I have implemented this using Ray Actors and Queues. Here is a toy example with trivial computation:
import ray
from ray.util.queue import Queue
num_queue = Queue(maxsize=100)
str_queue = Queue(maxsize=100)
out_queue = Queue(maxsize=100)
@ray.remote
def append_a(get_queue: Queue, put_queue: Queue):
while num := get_queue.get(block=True):
print(f"got work {num}")
put_queue.put(f"{num}a")
@ray.remote
def append_b(get_queue: Queue, put_queue: Queue):
while num_str := get_queue.get(block=True):
print(f"got work {num_str}")
for i in range(3):
put_queue.put(f"{num_str}{i}b")
# create two workers for each stage
for _ in range(2):
append_a.remote(num_queue, str_queue)
append_b.remote(str_queue, out_queue)
# submit to queue
for i in range(10):
num_queue.put(str(i))
# retrieve results
for i in range(10*3):
print(out_queue.get())
Using Queues and Actors does work, but if feels fragile/awkward:
- Queue capacity and actor state are not easily monitorable via the Ray dashboard.
- Manually creating actors prevents Ray from auto-scaling in response to queue pressure.

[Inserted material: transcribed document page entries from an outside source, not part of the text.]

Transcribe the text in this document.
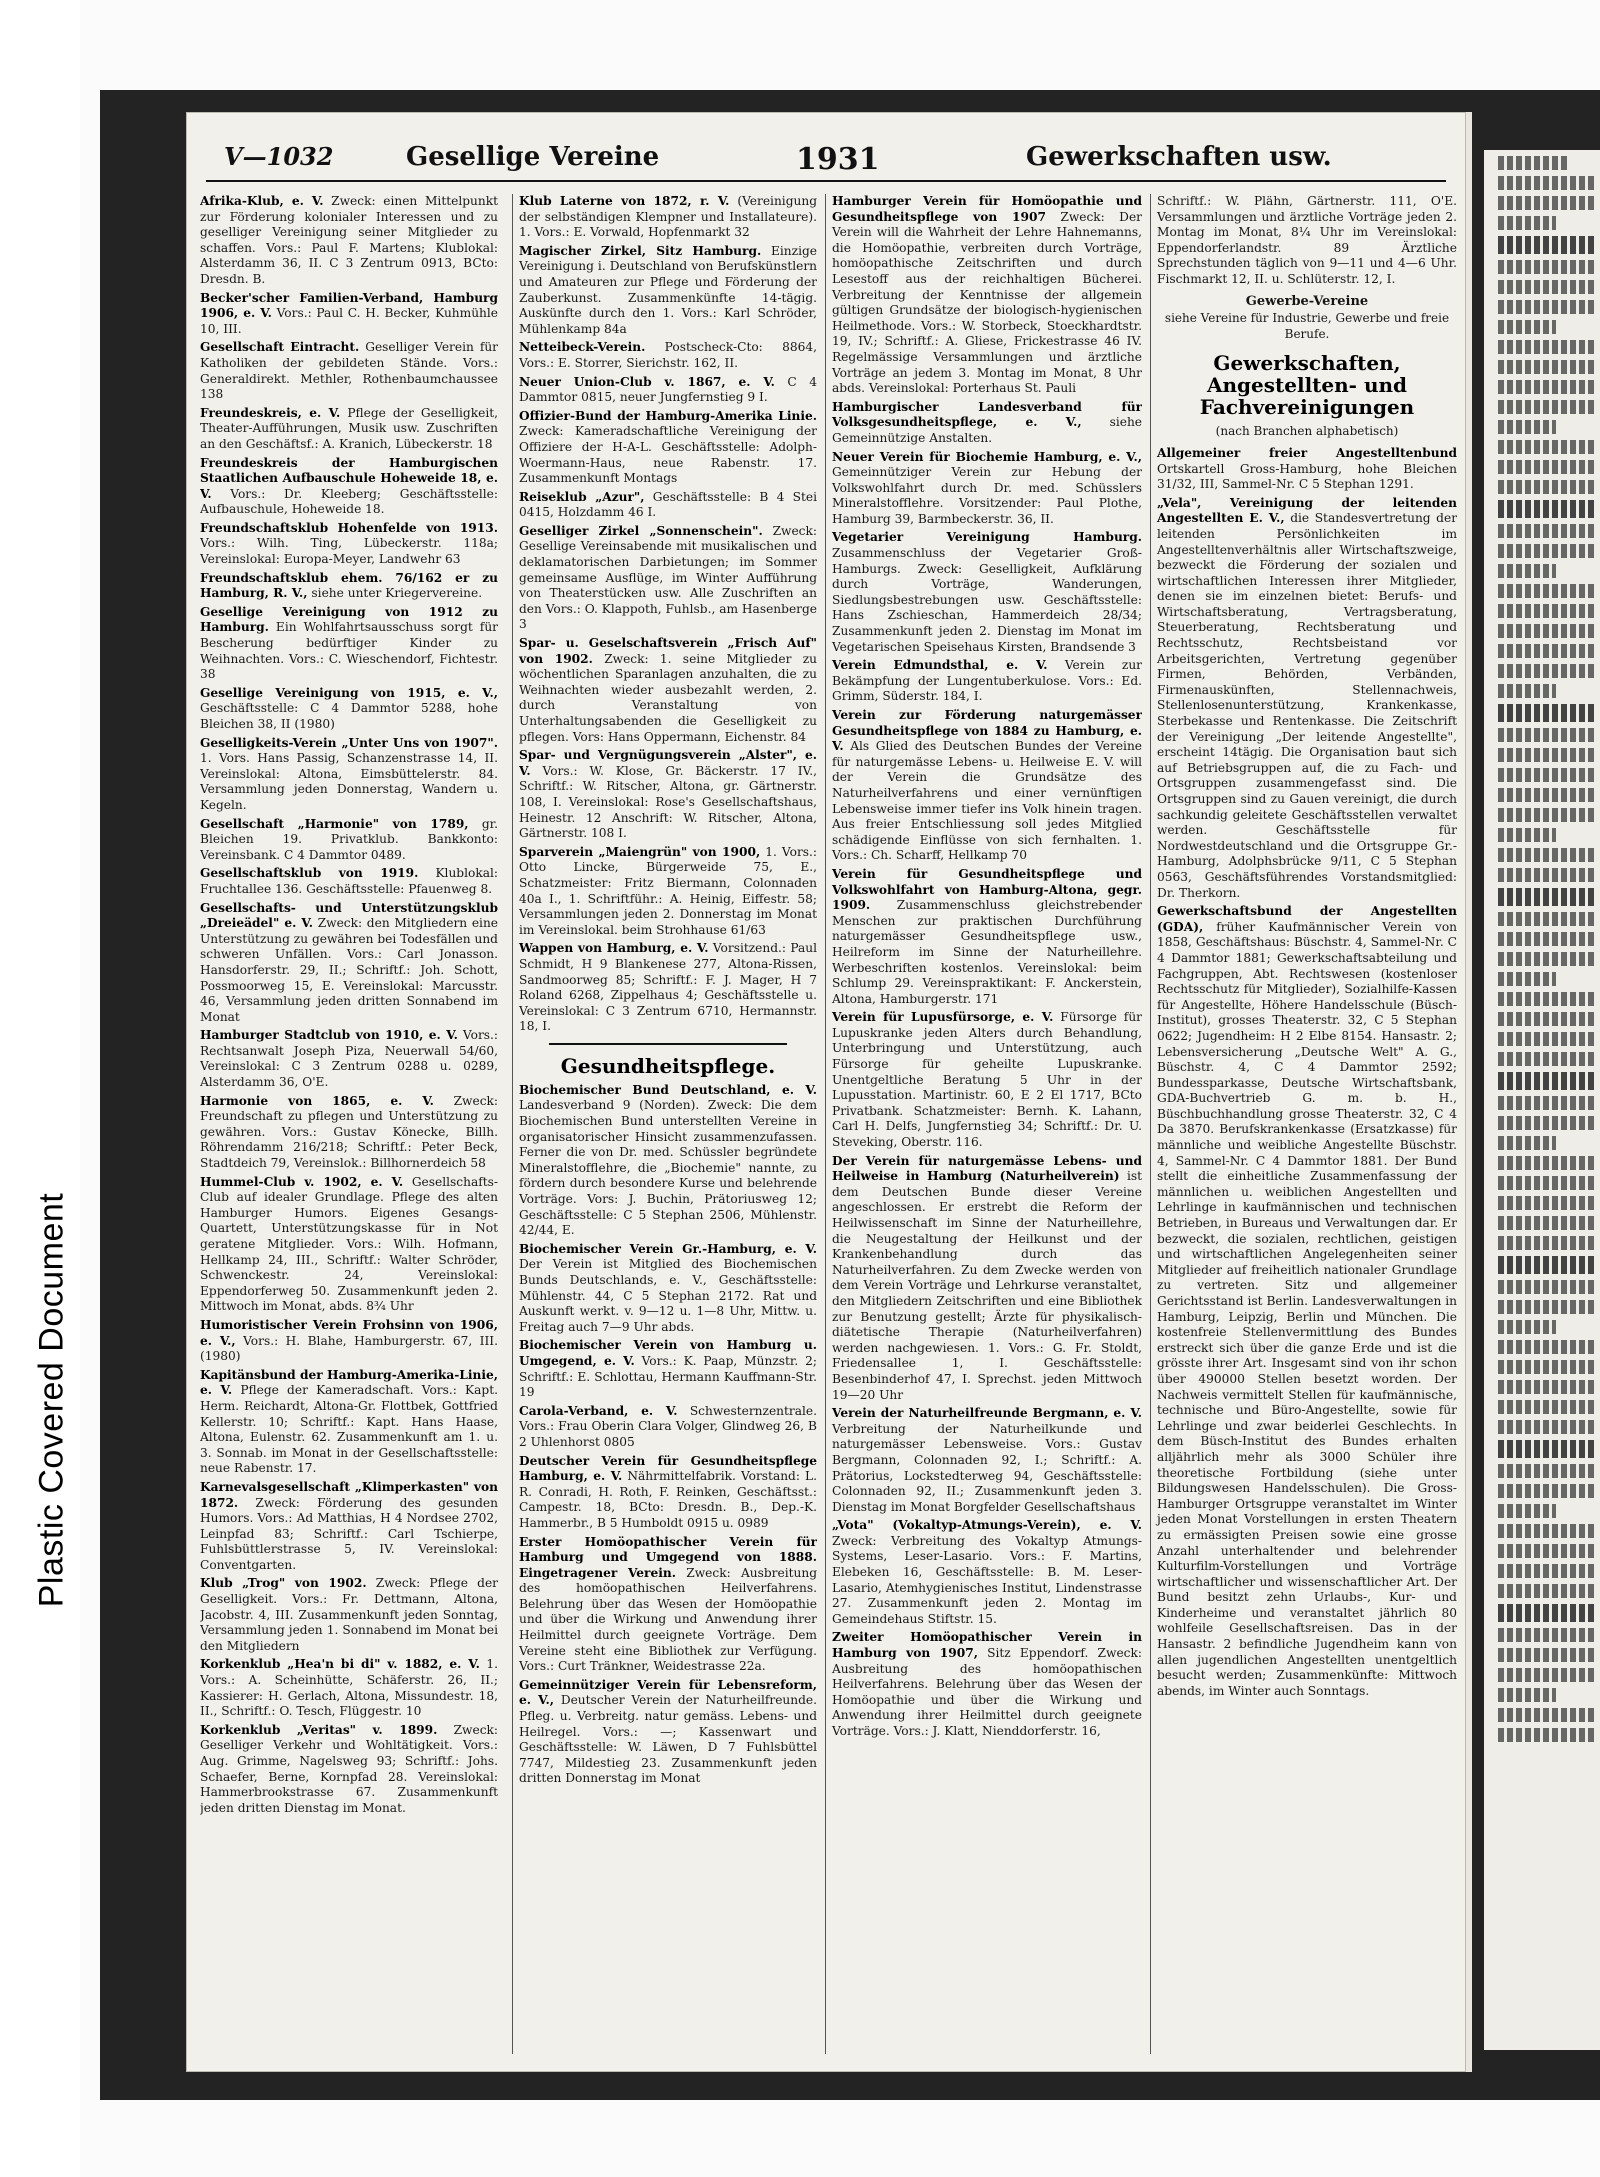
Plastic Covered Document
V—1032	Gesellige Vereine	1931	Gewerkschaften usw.

Afrika-Klub, e. V. Zweck: einen Mittelpunkt zur Förderung kolonialer Interessen und zu geselliger Vereinigung seiner Mitglieder zu schaffen. Vors.: Paul F. Martens; Klublokal: Alsterdamm 36, II. C 3 Zentrum 0913, BCto: Dresdn. B.

Becker'scher Familien-Verband, Hamburg 1906, e. V. Vors.: Paul C. H. Becker, Kuhmühle 10, III.

Gesellschaft Eintracht. Geselliger Verein für Katholiken der gebildeten Stände. Vors.: Generaldirekt. Methler, Rothenbaumchaussee 138

Freundeskreis, e. V. Pflege der Geselligkeit, Theater-Aufführungen, Musik usw. Zuschriften an den Geschäftsf.: A. Kranich, Lübeckerstr. 18

Freundeskreis der Hamburgischen Staatlichen Aufbauschule Hoheweide 18, e. V. Vors.: Dr. Kleeberg; Geschäftsstelle: Aufbauschule, Hoheweide 18.

Freundschaftsklub Hohenfelde von 1913. Vors.: Wilh. Ting, Lübeckerstr. 118a; Vereinslokal: Europa-Meyer, Landwehr 63

Freundschaftsklub ehem. 76/162 er zu Hamburg, R. V., siehe unter Kriegervereine.

Gesellige Vereinigung von 1912 zu Hamburg. Ein Wohlfahrtsausschuss sorgt für Bescherung bedürftiger Kinder zu Weihnachten. Vors.: C. Wieschendorf, Fichtestr. 38

Gesellige Vereinigung von 1915, e. V., Geschäftsstelle: C 4 Dammtor 5288, hohe Bleichen 38, II (1980)

Geselligkeits-Verein „Unter Uns von 1907". 1. Vors. Hans Passig, Schanzenstrasse 14, II. Vereinslokal: Altona, Eimsbüttelerstr. 84. Versammlung jeden Donnerstag, Wandern u. Kegeln.

Gesellschaft „Harmonie" von 1789, gr. Bleichen 19. Privatklub. Bankkonto: Vereinsbank. C 4 Dammtor 0489.

Gesellschaftsklub von 1919. Klublokal: Fruchtallee 136. Geschäftsstelle: Pfauenweg 8.

Gesellschafts- und Unterstützungsklub „Dreieädel" e. V. Zweck: den Mitgliedern eine Unterstützung zu gewähren bei Todesfällen und schweren Unfällen. Vors.: Carl Jonasson. Hansdorferstr. 29, II.; Schriftf.: Joh. Schott, Possmoorweg 15, E. Vereinslokal: Marcusstr. 46, Versammlung jeden dritten Sonnabend im Monat

Hamburger Stadtclub von 1910, e. V. Vors.: Rechtsanwalt Joseph Piza, Neuerwall 54/60, Vereinslokal: C 3 Zentrum 0288 u. 0289, Alsterdamm 36, O'E.

Harmonie von 1865, e. V. Zweck: Freundschaft zu pflegen und Unterstützung zu gewähren. Vors.: Gustav Könecke, Billh. Röhrendamm 216/218; Schriftf.: Peter Beck, Stadtdeich 79, Vereinslok.: Billhornerdeich 58

Hummel-Club v. 1902, e. V. Gesellschafts-Club auf idealer Grundlage. Pflege des alten Hamburger Humors. Eigenes Gesangs-Quartett, Unterstützungskasse für in Not geratene Mitglieder. Vors.: Wilh. Hofmann, Hellkamp 24, III., Schriftf.: Walter Schröder, Schwenckestr. 24, Vereinslokal: Eppendorferweg 50. Zusammenkunft jeden 2. Mittwoch im Monat, abds. 8¾ Uhr

Humoristischer Verein Frohsinn von 1906, e. V., Vors.: H. Blahe, Hamburgerstr. 67, III. (1980)

Kapitänsbund der Hamburg-Amerika-Linie, e. V. Pflege der Kameradschaft. Vors.: Kapt. Herm. Reichardt, Altona-Gr. Flottbek, Gottfried Kellerstr. 10; Schriftf.: Kapt. Hans Haase, Altona, Eulenstr. 62. Zusammenkunft am 1. u. 3. Sonnab. im Monat in der Gesellschaftsstelle: neue Rabenstr. 17.

Karnevalsgesellschaft „Klimperkasten" von 1872. Zweck: Förderung des gesunden Humors. Vors.: Ad Matthias, H 4 Nordsee 2702, Leinpfad 83; Schriftf.: Carl Tschierpe, Fuhlsbüttlerstrasse 5, IV. Vereinslokal: Conventgarten.

Klub „Trog" von 1902. Zweck: Pflege der Geselligkeit. Vors.: Fr. Dettmann, Altona, Jacobstr. 4, III. Zusammenkunft jeden Sonntag, Versammlung jeden 1. Sonnabend im Monat bei den Mitgliedern

Korkenklub „Hea'n bi di" v. 1882, e. V. 1. Vors.: A. Scheinhütte, Schäferstr. 26, II.; Kassierer: H. Gerlach, Altona, Missundestr. 18, II., Schriftf.: O. Tesch, Flüggestr. 10

Korkenklub „Veritas" v. 1899. Zweck: Geselliger Verkehr und Wohltätigkeit. Vors.: Aug. Grimme, Nagelsweg 93; Schriftf.: Johs. Schaefer, Berne, Kornpfad 28. Vereinslokal: Hammerbrookstrasse 67. Zusammenkunft jeden dritten Dienstag im Monat.

Klub Laterne von 1872, r. V. (Vereinigung der selbständigen Klempner und Installateure). 1. Vors.: E. Vorwald, Hopfenmarkt 32

Magischer Zirkel, Sitz Hamburg. Einzige Vereinigung i. Deutschland von Berufskünstlern und Amateuren zur Pflege und Förderung der Zauberkunst. Zusammenkünfte 14-tägig. Auskünfte durch den 1. Vors.: Karl Schröder, Mühlenkamp 84a

Netteibeck-Verein. Postscheck-Cto: 8864, Vors.: E. Storrer, Sierichstr. 162, II.

Neuer Union-Club v. 1867, e. V. C 4 Dammtor 0815, neuer Jungfernstieg 9 I.

Offizier-Bund der Hamburg-Amerika Linie. Zweck: Kameradschaftliche Vereinigung der Offiziere der H-A-L. Geschäftsstelle: Adolph-Woermann-Haus, neue Rabenstr. 17. Zusammenkunft Montags

Reiseklub „Azur", Geschäftsstelle: B 4 Stei 0415, Holzdamm 46 I.

Geselliger Zirkel „Sonnenschein". Zweck: Gesellige Vereinsabende mit musikalischen und deklamatorischen Darbietungen; im Sommer gemeinsame Ausflüge, im Winter Aufführung von Theaterstücken usw. Alle Zuschriften an den Vors.: O. Klappoth, Fuhlsb., am Hasenberge 3

Spar- u. Geselschaftsverein „Frisch Auf" von 1902. Zweck: 1. seine Mitglieder zu wöchentlichen Sparanlagen anzuhalten, die zu Weihnachten wieder ausbezahlt werden, 2. durch Veranstaltung von Unterhaltungsabenden die Geselligkeit zu pflegen. Vors: Hans Oppermann, Eichenstr. 84

Spar- und Vergnügungsverein „Alster", e. V. Vors.: W. Klose, Gr. Bäckerstr. 17 IV., Schriftf.: W. Ritscher, Altona, gr. Gärtnerstr. 108, I. Vereinslokal: Rose's Gesellschaftshaus, Heinestr. 12 Anschrift: W. Ritscher, Altona, Gärtnerstr. 108 I.

Sparverein „Maiengrün" von 1900, 1. Vors.: Otto Lincke, Bürgerweide 75, E., Schatzmeister: Fritz Biermann, Colonnaden 40a I., 1. Schriftführ.: A. Heinig, Eiffestr. 58; Versammlungen jeden 2. Donnerstag im Monat im Vereinslokal. beim Strohhause 61/63

Wappen von Hamburg, e. V. Vorsitzend.: Paul Schmidt, H 9 Blankenese 277, Altona-Rissen, Sandmoorweg 85; Schriftf.: F. J. Mager, H 7 Roland 6268, Zippelhaus 4; Geschäftsstelle u. Vereinslokal: C 3 Zentrum 6710, Hermannstr. 18, I.

Gesundheitspflege.

Biochemischer Bund Deutschland, e. V. Landesverband 9 (Norden). Zweck: Die dem Biochemischen Bund unterstellten Vereine in organisatorischer Hinsicht zusammenzufassen. Ferner die von Dr. med. Schüssler begründete Mineralstofflehre, die „Biochemie" nannte, zu fördern durch besondere Kurse und belehrende Vorträge. Vors: J. Buchin, Prätoriusweg 12; Geschäftsstelle: C 5 Stephan 2506, Mühlenstr. 42/44, E.

Biochemischer Verein Gr.-Hamburg, e. V. Der Verein ist Mitglied des Biochemischen Bunds Deutschlands, e. V., Geschäftsstelle: Mühlenstr. 44, C 5 Stephan 2172. Rat und Auskunft werkt. v. 9—12 u. 1—8 Uhr, Mittw. u. Freitag auch 7—9 Uhr abds.

Biochemischer Verein von Hamburg u. Umgegend, e. V. Vors.: K. Paap, Münzstr. 2; Schriftf.: E. Schlottau, Hermann Kauffmann-Str. 19

Carola-Verband, e. V. Schwesternzentrale. Vors.: Frau Oberin Clara Volger, Glindweg 26, B 2 Uhlenhorst 0805

Deutscher Verein für Gesundheitspflege Hamburg, e. V. Nährmittelfabrik. Vorstand: L. R. Conradi, H. Roth, F. Reinken, Geschäftsst.: Campestr. 18, BCto: Dresdn. B., Dep.-K. Hammerbr., B 5 Humboldt 0915 u. 0989

Erster Homöopathischer Verein für Hamburg und Umgegend von 1888. Eingetragener Verein. Zweck: Ausbreitung des homöopathischen Heilverfahrens. Belehrung über das Wesen der Homöopathie und über die Wirkung und Anwendung ihrer Heilmittel durch geeignete Vorträge. Dem Vereine steht eine Bibliothek zur Verfügung. Vors.: Curt Tränkner, Weidestrasse 22a.

Gemeinnütziger Verein für Lebensreform, e. V., Deutscher Verein der Naturheilfreunde. Pfleg. u. Verbreitg. natur gemäss. Lebens- und Heilregel. Vors.: —; Kassenwart und Geschäftsstelle: W. Läwen, D 7 Fuhlsbüttel 7747, Mildestieg 23. Zusammenkunft jeden dritten Donnerstag im Monat

Hamburger Verein für Homöopathie und Gesundheitspflege von 1907 Zweck: Der Verein will die Wahrheit der Lehre Hahnemanns, die Homöopathie, verbreiten durch Vorträge, homöopathische Zeitschriften und durch Lesestoff aus der reichhaltigen Bücherei. Verbreitung der Kenntnisse der allgemein gültigen Grundsätze der biologisch-hygienischen Heilmethode. Vors.: W. Storbeck, Stoeckhardtstr. 19, IV.; Schriftf.: A. Gliese, Frickestrasse 46 IV. Regelmässige Versammlungen und ärztliche Vorträge an jedem 3. Montag im Monat, 8 Uhr abds. Vereinslokal: Porterhaus St. Pauli

Hamburgischer Landesverband für Volksgesundheitspflege, e. V., siehe Gemeinnützige Anstalten.

Neuer Verein für Biochemie Hamburg, e. V., Gemeinnütziger Verein zur Hebung der Volkswohlfahrt durch Dr. med. Schüsslers Mineralstofflehre. Vorsitzender: Paul Plothe, Hamburg 39, Barmbeckerstr. 36, II.

Vegetarier Vereinigung Hamburg. Zusammenschluss der Vegetarier Groß-Hamburgs. Zweck: Geselligkeit, Aufklärung durch Vorträge, Wanderungen, Siedlungsbestrebungen usw. Geschäftsstelle: Hans Zschieschan, Hammerdeich 28/34; Zusammenkunft jeden 2. Dienstag im Monat im Vegetarischen Speisehaus Kirsten, Brandsende 3

Verein Edmundsthal, e. V. Verein zur Bekämpfung der Lungentuberkulose. Vors.: Ed. Grimm, Süderstr. 184, I.

Verein zur Förderung naturgemässer Gesundheitspflege von 1884 zu Hamburg, e. V. Als Glied des Deutschen Bundes der Vereine für naturgemässe Lebens- u. Heilweise E. V. will der Verein die Grundsätze des Naturheilverfahrens und einer vernünftigen Lebensweise immer tiefer ins Volk hinein tragen. Aus freier Entschliessung soll jedes Mitglied schädigende Einflüsse von sich fernhalten. 1. Vors.: Ch. Scharff, Hellkamp 70

Verein für Gesundheitspflege und Volkswohlfahrt von Hamburg-Altona, gegr. 1909. Zusammenschluss gleichstrebender Menschen zur praktischen Durchführung naturgemässer Gesundheitspflege usw., Heilreform im Sinne der Naturheillehre. Werbeschriften kostenlos. Vereinslokal: beim Schlump 29. Vereinspraktikant: F. Anckerstein, Altona, Hamburgerstr. 171

Verein für Lupusfürsorge, e. V. Fürsorge für Lupuskranke jeden Alters durch Behandlung, Unterbringung und Unterstützung, auch Fürsorge für geheilte Lupuskranke. Unentgeltliche Beratung 5 Uhr in der Lupusstation. Martinistr. 60, E 2 El 1717, BCto Privatbank. Schatzmeister: Bernh. K. Lahann, Carl H. Delfs, Jungfernstieg 34; Schriftf.: Dr. U. Steveking, Oberstr. 116.

Der Verein für naturgemässe Lebens- und Heilweise in Hamburg (Naturheilverein) ist dem Deutschen Bunde dieser Vereine angeschlossen. Er erstrebt die Reform der Heilwissenschaft im Sinne der Naturheillehre, die Neugestaltung der Heilkunst und der Krankenbehandlung durch das Naturheilverfahren. Zu dem Zwecke werden von dem Verein Vorträge und Lehrkurse veranstaltet, den Mitgliedern Zeitschriften und eine Bibliothek zur Benutzung gestellt; Ärzte für physikalisch-diätetische Therapie (Naturheilverfahren) werden nachgewiesen. 1. Vors.: G. Fr. Stoldt, Friedensallee 1, I. Geschäftsstelle: Besenbinderhof 47, I. Sprechst. jeden Mittwoch 19—20 Uhr

Verein der Naturheilfreunde Bergmann, e. V. Verbreitung der Naturheilkunde und naturgemässer Lebensweise. Vors.: Gustav Bergmann, Colonnaden 92, I.; Schriftf.: A. Prätorius, Lockstedterweg 94, Geschäftsstelle: Colonnaden 92, II.; Zusammenkunft jeden 3. Dienstag im Monat Borgfelder Gesellschaftshaus

„Vota" (Vokaltyp-Atmungs-Verein), e. V. Zweck: Verbreitung des Vokaltyp Atmungs-Systems, Leser-Lasario. Vors.: F. Martins, Elebeken 16, Geschäftsstelle: B. M. Leser-Lasario, Atemhygienisches Institut, Lindenstrasse 27. Zusammenkunft jeden 2. Montag im Gemeindehaus Stiftstr. 15.

Zweiter Homöopathischer Verein in Hamburg von 1907, Sitz Eppendorf. Zweck: Ausbreitung des homöopathischen Heilverfahrens. Belehrung über das Wesen der Homöopathie und über die Wirkung und Anwendung ihrer Heilmittel durch geeignete Vorträge. Vors.: J. Klatt, Nienddorferstr. 16,

Schriftf.: W. Plähn, Gärtnerstr. 111, O'E. Versammlungen und ärztliche Vorträge jeden 2. Montag im Monat, 8¼ Uhr im Vereinslokal: Eppendorferlandstr. 89 Ärztliche Sprechstunden täglich von 9—11 und 4—6 Uhr. Fischmarkt 12, II. u. Schlüterstr. 12, I.

Gewerbe-Vereine
siehe Vereine für Industrie, Gewerbe und freie Berufe.
Gewerkschaften, Angestellten- und Fachvereinigungen
(nach Branchen alphabetisch)

Allgemeiner freier Angestelltenbund Ortskartell Gross-Hamburg, hohe Bleichen 31/32, III, Sammel-Nr. C 5 Stephan 1291.

„Vela", Vereinigung der leitenden Angestellten E. V., die Standesvertretung der leitenden Persönlichkeiten im Angestelltenverhältnis aller Wirtschaftszweige, bezweckt die Förderung der sozialen und wirtschaftlichen Interessen ihrer Mitglieder, denen sie im einzelnen bietet: Berufs- und Wirtschaftsberatung, Vertragsberatung, Steuerberatung, Rechtsberatung und Rechtsschutz, Rechtsbeistand vor Arbeitsgerichten, Vertretung gegenüber Firmen, Behörden, Verbänden, Firmenauskünften, Stellennachweis, Stellenlosenunterstützung, Krankenkasse, Sterbekasse und Rentenkasse. Die Zeitschrift der Vereinigung „Der leitende Angestellte", erscheint 14tägig. Die Organisation baut sich auf Betriebsgruppen auf, die zu Fach- und Ortsgruppen zusammengefasst sind. Die Ortsgruppen sind zu Gauen vereinigt, die durch sachkundig geleitete Geschäftsstellen verwaltet werden. Geschäftsstelle für Nordwestdeutschland und die Ortsgruppe Gr.-Hamburg, Adolphsbrücke 9/11, C 5 Stephan 0563, Geschäftsführendes Vorstandsmitglied: Dr. Therkorn.

Gewerkschaftsbund der Angestellten (GDA), früher Kaufmännischer Verein von 1858, Geschäftshaus: Büschstr. 4, Sammel-Nr. C 4 Dammtor 1881; Gewerkschaftsabteilung und Fachgruppen, Abt. Rechtswesen (kostenloser Rechtsschutz für Mitglieder), Sozialhilfe-Kassen für Angestellte, Höhere Handelsschule (Büsch-Institut), grosses Theaterstr. 32, C 5 Stephan 0622; Jugendheim: H 2 Elbe 8154. Hansastr. 2; Lebensversicherung „Deutsche Welt" A. G., Büschstr. 4, C 4 Dammtor 2592; Bundessparkasse, Deutsche Wirtschaftsbank, GDA-Buchvertrieb G. m. b. H., Büschbuchhandlung grosse Theaterstr. 32, C 4 Da 3870. Berufskrankenkasse (Ersatzkasse) für männliche und weibliche Angestellte Büschstr. 4, Sammel-Nr. C 4 Dammtor 1881. Der Bund stellt die einheitliche Zusammenfassung der männlichen u. weiblichen Angestellten und Lehrlinge in kaufmännischen und technischen Betrieben, in Bureaus und Verwaltungen dar. Er bezweckt, die sozialen, rechtlichen, geistigen und wirtschaftlichen Angelegenheiten seiner Mitglieder auf freiheitlich nationaler Grundlage zu vertreten. Sitz und allgemeiner Gerichtsstand ist Berlin. Landesverwaltungen in Hamburg, Leipzig, Berlin und München. Die kostenfreie Stellenvermittlung des Bundes erstreckt sich über die ganze Erde und ist die grösste ihrer Art. Insgesamt sind von ihr schon über 490000 Stellen besetzt worden. Der Nachweis vermittelt Stellen für kaufmännische, technische und Büro-Angestellte, sowie für Lehrlinge und zwar beiderlei Geschlechts. In dem Büsch-Institut des Bundes erhalten alljährlich mehr als 3000 Schüler ihre theoretische Fortbildung (siehe unter Bildungswesen Handelsschulen). Die Gross-Hamburger Ortsgruppe veranstaltet im Winter jeden Monat Vorstellungen in ersten Theatern zu ermässigten Preisen sowie eine grosse Anzahl unterhaltender und belehrender Kulturfilm-Vorstellungen und Vorträge wirtschaftlicher und wissenschaftlicher Art. Der Bund besitzt zehn Urlaubs-, Kur- und Kinderheime und veranstaltet jährlich 80 wohlfeile Gesellschaftsreisen. Das in der Hansastr. 2 befindliche Jugendheim kann von allen jugendlichen Angestellten unentgeltlich besucht werden; Zusammenkünfte: Mittwoch abends, im Winter auch Sonntags.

- If an actor fails, it’s difficult for the original calling process to respond accordingly. Instead, my original calling process can get stuck waiting at
out_queue.get()
Is there some other way to accomplish persistent actor/consumer which automatically scales? Is this the use-case for Ray Workflows, which is still in alpha? Should I be using Ray in combination with AirFlow instead?